Last week, someone asked me how it feels to be a mother. I have to say, I don’t feel like a mother yet. I don’t even know what it means to feel like a mother. Right now, more than anything, I feel best if I don’t think too hard.
I’ve never been a journal- or diary-keeper. This site, though I don’t like to think of it as anything remotely like a journal, is my closest thing to it. But if I were keeping a journal of this period of time, I would want to make note of Music Hour. Every morning, after June has had breakfast, I sneak out to make coffee or pay bills or shower, and she and Brandon lie in bed and hiccup, listening to music and looking out the window.

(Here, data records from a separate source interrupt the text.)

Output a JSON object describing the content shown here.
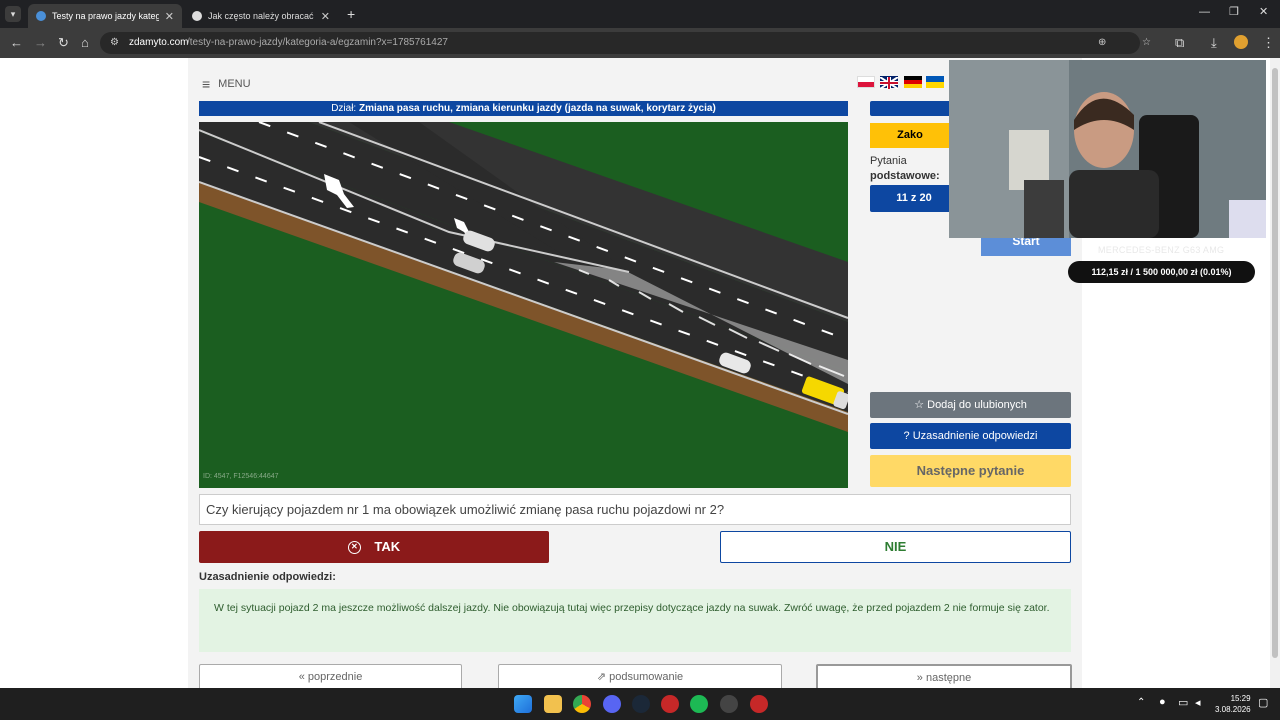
{
  "browser": {
    "tabs": [
      {
        "title": "Testy na prawo jazdy kategoria",
        "active": true
      },
      {
        "title": "Jak często należy obracać poszl",
        "active": false
      }
    ],
    "new_tab_glyph": "+",
    "url_domain": "zdamyto.com",
    "url_path": "/testy-na-prawo-jazdy/kategoria-a/egzamin?x=1785761427"
  },
  "menu": {
    "label": "MENU"
  },
  "section": {
    "prefix": "Dział:",
    "title": "Zmiana pasa ruchu, zmiana kierunku jazdy (jazda na suwak, korytarz życia)"
  },
  "scene": {
    "id_text": "ID: 4547, F12546:44647"
  },
  "sidebar": {
    "finish_label": "Zako",
    "questions_label": "Pytania",
    "questions_type": "podstawowe:",
    "counter": "11 z 20",
    "start_label": "Start",
    "favorite_label": "Dodaj do ulubionych",
    "justification_label": "Uzasadnienie odpowiedzi",
    "next_question_label": "Następne pytanie"
  },
  "overlay": {
    "watermark": "MERCEDES-BENZ G63 AMG",
    "goal": "112,15 zł / 1 500 000,00 zł (0.01%)"
  },
  "question": {
    "text": "Czy kierujący pojazdem nr 1 ma obowiązek umożliwić zmianę pasa ruchu pojazdowi nr 2?"
  },
  "answers": {
    "yes": "TAK",
    "no": "NIE"
  },
  "explanation": {
    "label": "Uzasadnienie odpowiedzi:",
    "text": "W tej sytuacji pojazd 2 ma jeszcze możliwość dalszej jazdy. Nie obowiązują tutaj więc przepisy dotyczące jazdy na suwak. Zwróć uwagę, że przed pojazdem 2 nie formuje się zator."
  },
  "navigation": {
    "prev": "poprzednie",
    "summary": "podsumowanie",
    "next": "następne"
  },
  "taskbar": {
    "time": "15:29",
    "date": "3.08.2026"
  },
  "colors": {
    "blue": "#0d47a1",
    "yellow": "#ffc107",
    "red": "#8b1a1a",
    "green": "#2e7d32",
    "grass": "#1b5e20"
  }
}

June is a great fan of Elvis, Johnny Cash, old country-western as a general category, and Mendelssohn’s Violin Concerto (with gratitude to Unofficial Auntie Elissa for the suggestion). She also likes Arthur Russell. She does not like the silence between songs. She is deeply insulted by the silence between songs. Like me, she is made alternately ecstatic and weepy by Paul Simon’s “Graceland.” She appreciates my singing voice, which is something that no one on Earth has ever appreciated, ever. She can stay.
Be back soon.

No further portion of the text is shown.